It is an elementary Christian truth that “God’s love is free, total, faithful and fruitful; it is a selfless gift.” The Catechism describes the Trinity as “the central mystery of the Christian Faith” (CCC 234). Within this mystery where the love between two Persons is so total, so unreserved, and so perfect it yields yet a third Person. The Father empties Himself into His Son. The Son returns all His love to His Father. And the Holy Spirit is the personal bond of affection that is sustained by the conjugal love of the Father and the Son. The love which exists within the unity of the Trinity is the unending and true Reality. It has always existed and will always exist. Creation, alongside everything else, flows and exists only because of this love which exists from the Father, by the Son, and through the Holy Spirit. Hence, all that is, is because of this perfect love; further, many things in Creation were designed by God to hint at, or symbolize, the love that exists in His inter-most life.
One of the most natural reflections of the divine life exists in the divine institution of marriage. Marriage calls a husband and a wife to love one another freely, totally, faithfully, and fruitfully. One of the most enduring symbols of the conjugal love that marriage calls us to is witnessed during sex—when a man and a woman give of themselves unreservedly to one another. Marriage is meant to unite the husband and wife, “And they shall become one flesh” Gen. 2:24. St. Paul writes that marriage is a symbol of the love between Christ and His Church (cf. Eph. 5), which is further a symbol of the love between the Father and the Son. Sex happens to be an enduring and natural symbol of the bond of love between married couples (which, again, is a symbol of Christ’s love for His bride, the Church, which is a symbol of the Father’s love for His Son).
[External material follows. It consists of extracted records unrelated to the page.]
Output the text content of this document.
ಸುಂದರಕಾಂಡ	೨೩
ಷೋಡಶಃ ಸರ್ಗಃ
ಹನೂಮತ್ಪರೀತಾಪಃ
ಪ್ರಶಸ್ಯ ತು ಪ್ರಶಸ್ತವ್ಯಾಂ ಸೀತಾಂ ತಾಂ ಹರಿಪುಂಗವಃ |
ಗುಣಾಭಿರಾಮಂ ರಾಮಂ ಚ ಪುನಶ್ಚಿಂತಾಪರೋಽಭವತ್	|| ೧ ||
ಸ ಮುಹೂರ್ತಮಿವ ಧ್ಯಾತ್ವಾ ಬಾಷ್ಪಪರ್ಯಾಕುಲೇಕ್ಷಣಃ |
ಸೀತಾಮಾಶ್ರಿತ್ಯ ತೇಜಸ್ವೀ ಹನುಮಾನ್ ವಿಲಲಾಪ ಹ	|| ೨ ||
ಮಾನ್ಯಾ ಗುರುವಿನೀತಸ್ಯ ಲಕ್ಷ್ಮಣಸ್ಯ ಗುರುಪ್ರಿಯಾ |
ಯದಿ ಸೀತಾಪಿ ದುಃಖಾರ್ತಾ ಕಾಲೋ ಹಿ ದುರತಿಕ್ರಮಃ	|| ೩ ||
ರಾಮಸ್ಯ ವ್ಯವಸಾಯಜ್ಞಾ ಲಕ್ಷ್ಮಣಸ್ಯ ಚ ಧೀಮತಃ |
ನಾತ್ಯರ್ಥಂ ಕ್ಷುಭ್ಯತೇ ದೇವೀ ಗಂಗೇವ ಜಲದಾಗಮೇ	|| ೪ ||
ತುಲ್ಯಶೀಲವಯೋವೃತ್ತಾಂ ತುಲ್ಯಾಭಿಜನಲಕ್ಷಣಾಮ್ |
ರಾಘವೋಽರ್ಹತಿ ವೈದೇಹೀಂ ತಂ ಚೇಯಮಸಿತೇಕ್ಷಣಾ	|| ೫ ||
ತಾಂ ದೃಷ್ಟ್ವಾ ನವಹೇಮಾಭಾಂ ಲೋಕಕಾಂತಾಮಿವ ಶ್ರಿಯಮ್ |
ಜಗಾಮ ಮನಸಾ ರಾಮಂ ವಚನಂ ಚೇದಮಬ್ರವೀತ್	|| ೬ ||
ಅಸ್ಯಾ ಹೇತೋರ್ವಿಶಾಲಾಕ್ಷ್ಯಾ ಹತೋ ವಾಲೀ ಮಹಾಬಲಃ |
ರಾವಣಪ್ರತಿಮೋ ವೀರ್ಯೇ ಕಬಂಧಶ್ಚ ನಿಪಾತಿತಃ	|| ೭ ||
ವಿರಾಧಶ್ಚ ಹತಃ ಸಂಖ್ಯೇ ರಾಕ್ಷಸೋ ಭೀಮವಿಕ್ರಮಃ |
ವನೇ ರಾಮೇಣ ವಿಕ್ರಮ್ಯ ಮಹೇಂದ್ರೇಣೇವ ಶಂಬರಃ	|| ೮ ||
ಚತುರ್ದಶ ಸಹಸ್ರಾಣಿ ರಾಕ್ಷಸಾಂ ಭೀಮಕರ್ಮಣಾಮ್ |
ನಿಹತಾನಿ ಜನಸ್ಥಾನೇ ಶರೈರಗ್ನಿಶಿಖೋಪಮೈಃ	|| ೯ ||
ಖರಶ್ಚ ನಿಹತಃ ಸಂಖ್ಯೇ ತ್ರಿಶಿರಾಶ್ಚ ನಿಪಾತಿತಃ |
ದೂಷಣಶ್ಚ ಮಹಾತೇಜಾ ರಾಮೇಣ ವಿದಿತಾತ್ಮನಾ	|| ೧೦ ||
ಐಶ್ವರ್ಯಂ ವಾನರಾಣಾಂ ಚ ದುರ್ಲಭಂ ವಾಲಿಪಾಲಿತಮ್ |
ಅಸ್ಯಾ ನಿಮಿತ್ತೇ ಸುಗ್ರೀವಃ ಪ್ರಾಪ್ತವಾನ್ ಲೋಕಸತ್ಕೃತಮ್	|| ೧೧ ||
Thus, marriage and sex are very fixed institutions which are not ours to tinker with—they are important and objective symbols meant to point to something very particular and very deliberate.
Sex is designed by God to produce two goods (or ends) that were meant to foster and nourish the marriage bond—those two goods are known as the unitive good and the procreative good. In this article, I would like to discuss the first of those goods, the unitive good. Unity is not simply a sense of togetherness, but it is, in fact, togetherness. True unity exists where divisions are dissolved and unidentifiable. Strangers lead to division and strangers exists because there is something “strange” about them—something “unknown,” something “unexperienced.” Only when people come together and make themselves truly vulnerable to one another—disclosing the depths of themselves to the other, can we even begin to approach the intense sort of unity which is meant to be achieved through “communion.”
Marriage is a wedding (literally “a knitting”), of two people together—a man and a woman, perhaps two of the most incompatible beings there ever were. This is one of the many reasons that the Church is staunchly opposed to homosexual marriage—because marriage is meant to bring two beings who are worlds apart (the masculine and the feminine), together. The unity of marriage weaves the man and woman together both spiritually and physically. Sex is one of the ways marriage weaves the man and woman together physically (at least). This union is to create a seamless fabric of one flesh where two had once been discernable. One flesh is only achieved in the sexual act where no lines can be drawn, no division found, no withholding of self.
Unity cannot tolerate strangers. Contraception makes strangers of a man and his wife because it intentionally creates division, draws lines, demarcates boundaries. It is not interested in becoming one flesh because the contraceptive mentality seeks only to pleasure ones own flesh. What may appear as merely a thin layer of latex, is really a cosmological wrecking-ball which disintegrates one of the most meaningful symbols of God’s divine plan. Condoms and chemicals do a lot of strange things to our bodies—yet the most severe damage is that they make us strangers to the people we are most in need of being vulnerable to—our spouses.
When we think of the many unhappy and dysfunctional relationships and families in our world, nation, and communities, we might begin to wonder if mandating contraception and freely providing the means of further division is sound public policy. These past weeks we have witnessed the political world engage in a great debate about “marriage.” The current administration has made it a priority, to date, to not only dictate contraception and abortion coverage for Catholic institutions, but also, to not defend the Defense of Marriage Act and now openly promote gay marriage. The pundits who support the HHS Mandate and gay marriage are speaking with forked-tongue—they speak of marriage with high regard, but berate it with shallow barbs. They find it laudable enough an institution to promote, but only on their own terms: how they want (contraceptively), with whom they want (between any and all). Yet, marriage, as God designed it—as a symbol of total, free, faithful, and fruitful love—is simply (and shamefully) not a national priority.